Modules¶
While different modules perform different tasks, their interfaces all follow the same pattern as much as possible.
The API of each module is composed of two parts. Information iside the provider parameter influences how moddules connect to the Unit service. All other parameters hold the information related to the resource that we are operating on.
Provider parameters¶
Each module has a provider parameter that holds the following information about the Unit process we would like to manage:
The endpoint key holds the address of the Unit’s control socket. If this key is not present in the task’s definition, modules will consult the UNIT_ENDPOINT environment variable and, if the variable is not set, try to use the common unix socket paths.
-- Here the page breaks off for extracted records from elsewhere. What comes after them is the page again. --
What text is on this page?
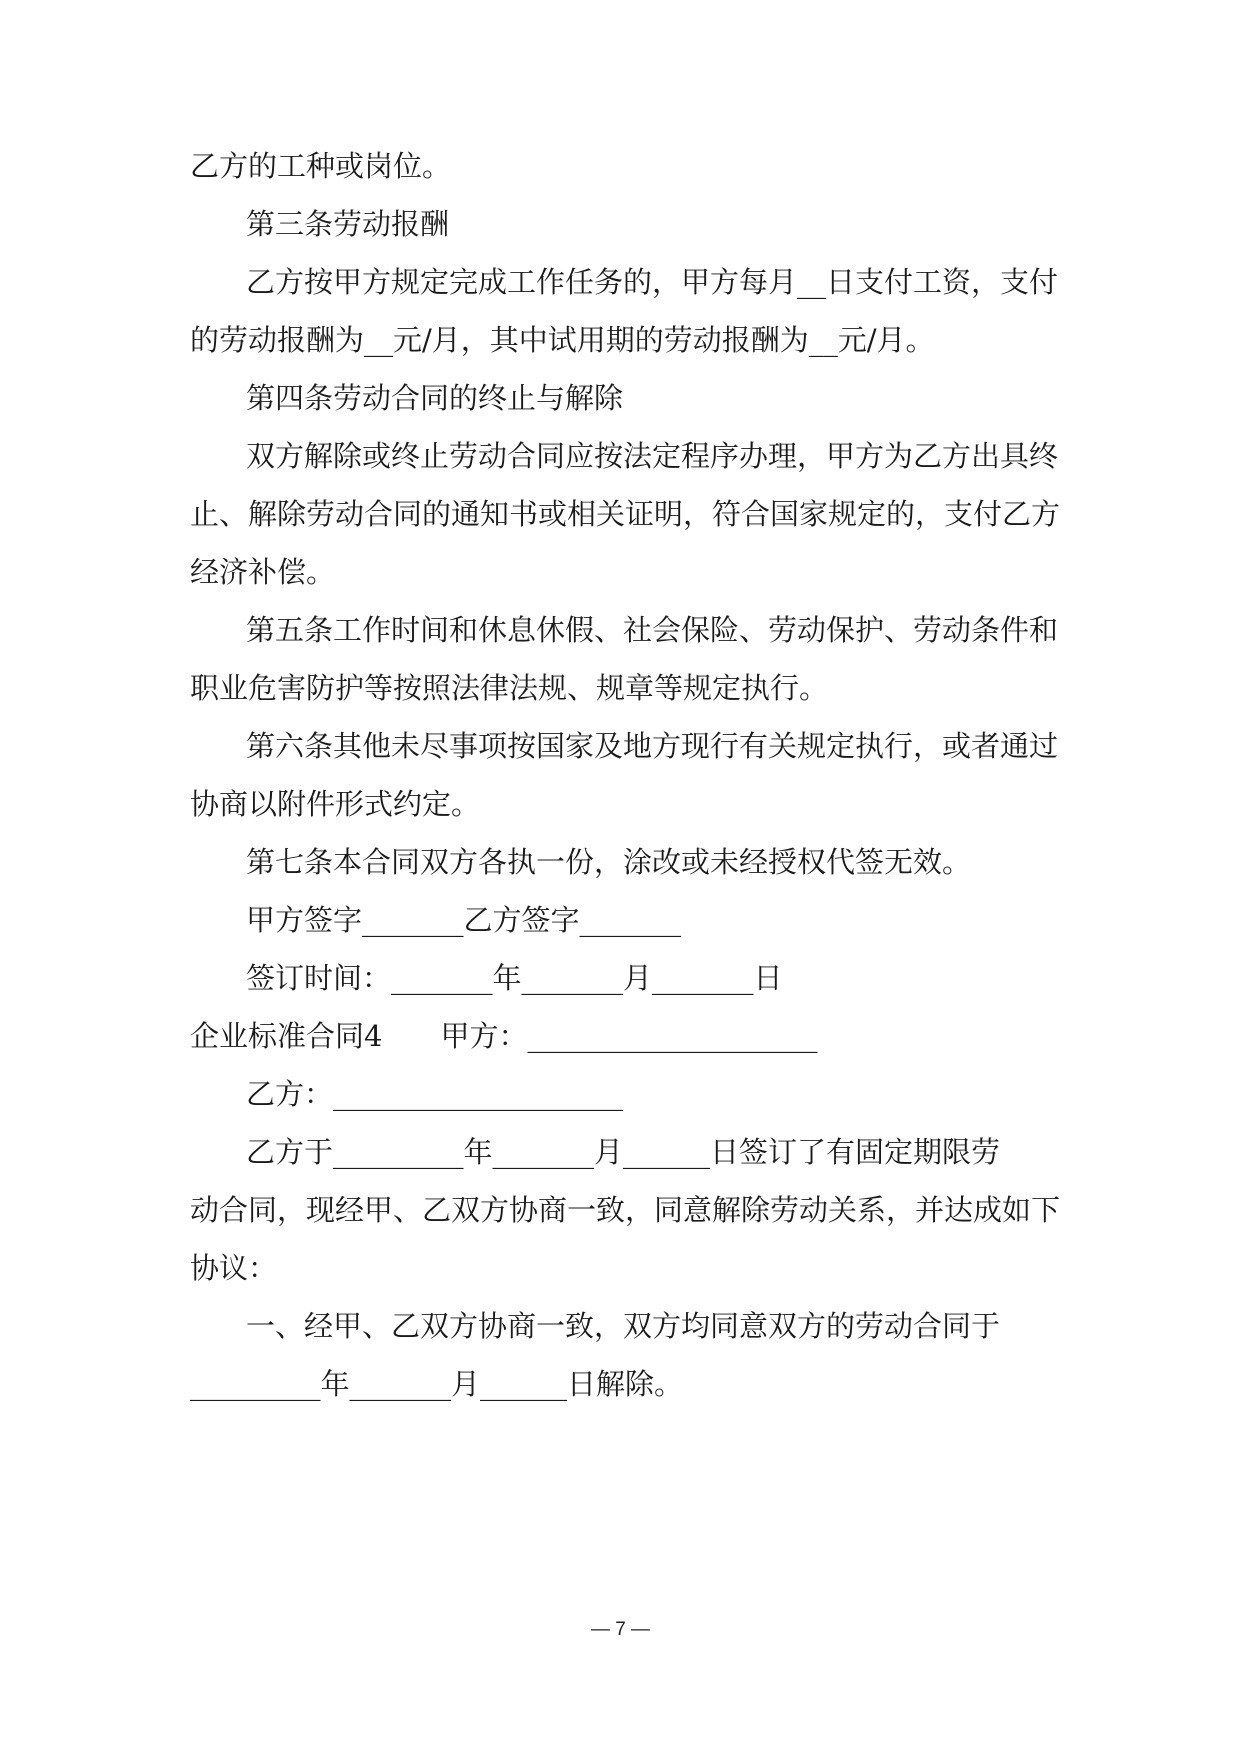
乙方的工种或岗位。
第三条劳动报酬
乙方按甲方规定完成工作任务的，甲方每月__日支付工资，支付
的劳动报酬为__元/月，其中试用期的劳动报酬为__元/月。
第四条劳动合同的终止与解除
双方解除或终止劳动合同应按法定程序办理，甲方为乙方出具终
止、解除劳动合同的通知书或相关证明，符合国家规定的，支付乙方
经济补偿。
第五条工作时间和休息休假、社会保险、劳动保护、劳动条件和
职业危害防护等按照法律法规、规章等规定执行。
第六条其他未尽事项按国家及地方现行有关规定执行，或者通过
协商以附件形式约定。
第七条本合同双方各执一份，涂改或未经授权代签无效。
甲方签字_______乙方签字_______
签订时间：_______年_______月_______日
企业标准合同4　　甲方：____________________
乙方：____________________
乙方于_________年_______月______日签订了有固定期限劳
动合同，现经甲、乙双方协商一致，同意解除劳动关系，并达成如下
协议：
一、经甲、乙双方协商一致，双方均同意双方的劳动合同于
_________年_______月______日解除。
— 7 —
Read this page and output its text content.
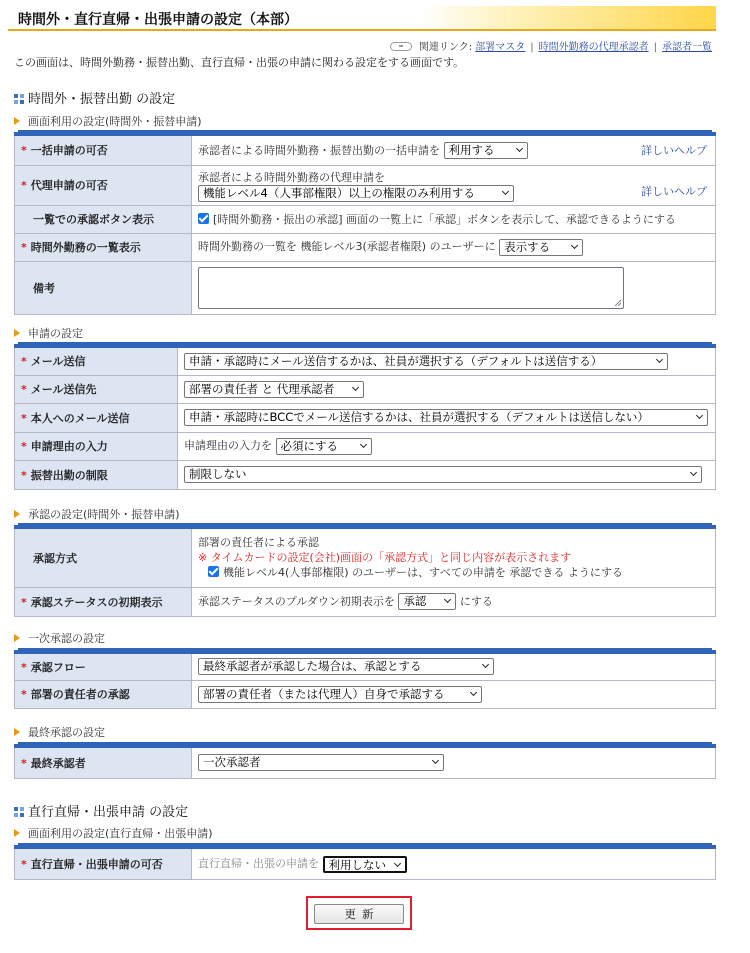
時間外・直行直帰・出張申請の設定（本部）
関連リンク: 部署マスタ | 時間外勤務の代理承認者 | 承認者一覧
この画面は、時間外勤務・振替出勤、直行直帰・出張の申請に関わる設定をする画面です。
時間外・振替出勤 の設定
画面利用の設定(時間外・振替申請)
* 一括申請の可否	承認者による時間外勤務・振替出勤の一括申請を 利用する 詳しいヘルプ

* 代理申請の可否	承認者による時間外勤務の代理申請を
機能レベル4（人事部権限）以上の権限のみ利用する 詳しいヘルプ

一覧での承認ボタン表示	[時間外勤務・振出の承認] 画面の一覧上に「承認」ボタンを表示して、承認できるようにする
* 時間外勤務の一覧表示	時間外勤務の一覧を 機能レベル3(承認者権限) のユーザーに 表示する
備考	
申請の設定
* メール送信	申請・承認時にメール送信するかは、社員が選択する（デフォルトは送信する）
* メール送信先	部署の責任者 と 代理承認者
* 本人へのメール送信	申請・承認時にBCCでメール送信するかは、社員が選択する（デフォルトは送信しない）
* 申請理由の入力	申請理由の入力を 必須にする
* 振替出勤の制限	制限しない
承認の設定(時間外・振替申請)
承認方式	部署の責任者による承認
※ タイムカードの設定(会社)画面の「承認方式」と同じ内容が表示されます
機能レベル4(人事部権限) のユーザーは、すべての申請を 承認できる ようにする

* 承認ステータスの初期表示	承認ステータスのプルダウン初期表示を 承認 にする
一次承認の設定
* 承認フロー	最終承認者が承認した場合は、承認とする
* 部署の責任者の承認	部署の責任者（または代理人）自身で承認する
最終承認の設定
* 最終承認者	一次承認者
直行直帰・出張申請 の設定
画面利用の設定(直行直帰・出張申請)
* 直行直帰・出張申請の可否	直行直帰・出張の申請を 利用しない
更新
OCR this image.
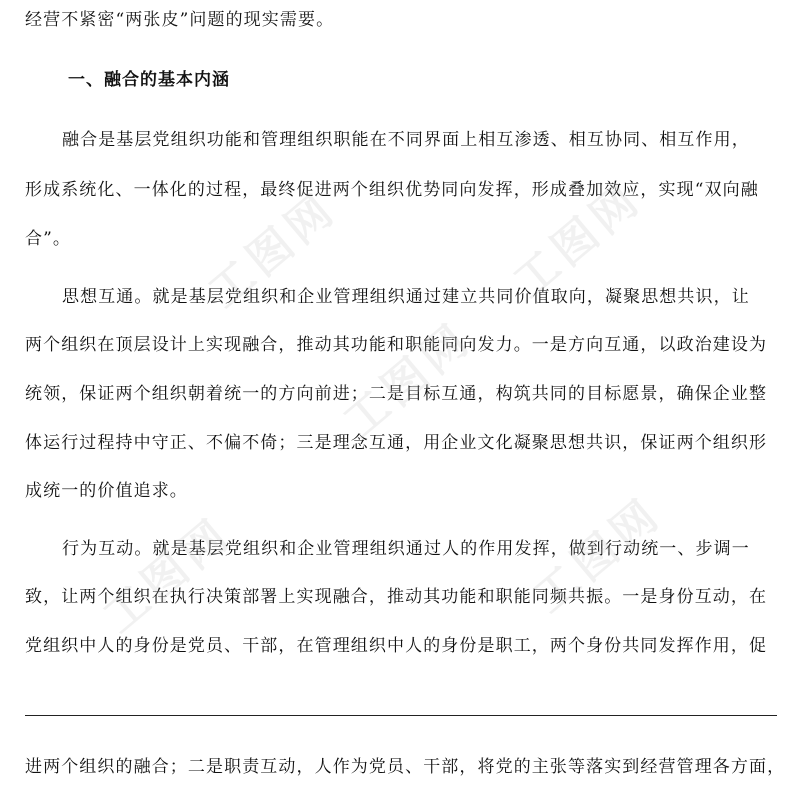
经营不紧密“两张皮”问题的现实需要。

一、融合的基本内涵

融合是基层党组织功能和管理组织职能在不同界面上相互渗透、相互协同、相互作用，

形成系统化、一体化的过程，最终促进两个组织优势同向发挥，形成叠加效应，实现“双向融

合”。

思想互通。就是基层党组织和企业管理组织通过建立共同价值取向，凝聚思想共识，让

两个组织在顶层设计上实现融合，推动其功能和职能同向发力。一是方向互通，以政治建设为

统领，保证两个组织朝着统一的方向前进；二是目标互通，构筑共同的目标愿景，确保企业整

体运行过程持中守正、不偏不倚；三是理念互通，用企业文化凝聚思想共识，保证两个组织形

成统一的价值追求。

行为互动。就是基层党组织和企业管理组织通过人的作用发挥，做到行动统一、步调一

致，让两个组织在执行决策部署上实现融合，推动其功能和职能同频共振。一是身份互动，在

党组织中人的身份是党员、干部，在管理组织中人的身份是职工，两个身份共同发挥作用，促

进两个组织的融合；二是职责互动，人作为党员、干部，将党的主张等落实到经营管理各方面，

工图网	工图网
工图网
工图网	工图网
We can leave this variable unset in most cases.
username and password keys contain the credentials that modules will use when connecting to the Unit via the IP-based socket. It not present, modules will try to look up the UNIT_USERNAME and UNIT_PASSWORD environment variables. Again, we can leave these two variable unset in vast majority of use cases.
verify and ca_path keys control how IP-based socket is verified. By default, modules perform strict verification using system certificates. By providing the ca_path parameter, we can instruct modules to verify socket agains a custom CA bundle. We can also turn off the verification entirely by setting the verify parameter to
false
. If parameters are not set, modules will try to load valus from UNIT_VERIFY and UNIT_CA_PATH environment variables.
In most common scenario where we want to interact with the Unit process via the UNIX socket, we can leave out the provider parameter completely and modules will do the right thing.
Managing Unit resources¶
There are three things we can do using modules from the Unit Ansible Collection:
Make sure that the specified resource is present.
Make sure that the named resource is not present.
List all currently available resources.
A typical task for creating (and by creating we mean making sure it exists) a resource would look like this:
- name: Make sure application is present
steampunk.unit.python_app:
name: app-name
# Other application parameters go here
There are a few exceptions to this rule (for example, listeners are not named because they are uniquely identified by their pattern), but not many.
If we would like to remove a certain resource (and by remove we mean make
sure it is not present), we can write a task and set its state parameter to
absent
:
- name: Make sure application is absent
steampunk.unit.python_app:
name: app-name
state: absent
Almost every module for manipulating resources has its counterpart module that can be used to retrieve information about the corresponding resources, for instance steampunk.unit.route and steampunk.unit.route_info module pair.
- name: Fetch a list of all routes
steampunk.unit.route_info:
register: result
Note the usage of the steampunk.unit.route_info module in the example above. We can also retrieve information about a single asset by adding a name parameter to the previous task:
- name: Fetch a specific route
steampunk.unit.route_info:
name: my-route
register: result
Info modules always return a list of objects. And if we try to fetch a non-existing resource, the result will hold an empty list. This makes it easy to write conditional tasks using next pattern:
- name: Fetch a specific route
steampunk.unit.route_info:
name: my-route
register: result
- name: Do something if route is there
debug:
msg: We are doing something
when: result.objects | length == 1
Of course, you can also loop over the result using a loop construct:
- name: Fetch a list of all routes
steampunk.unit.route_info:
register: result
- name: Count the steps in each route
debug:
msg: "{{ item.name }}: {{ item.steps | length }}"
loop: result.objects
Reference material for each module contains documentation on what parameters certain modules accept and what values they expect those parameters to be.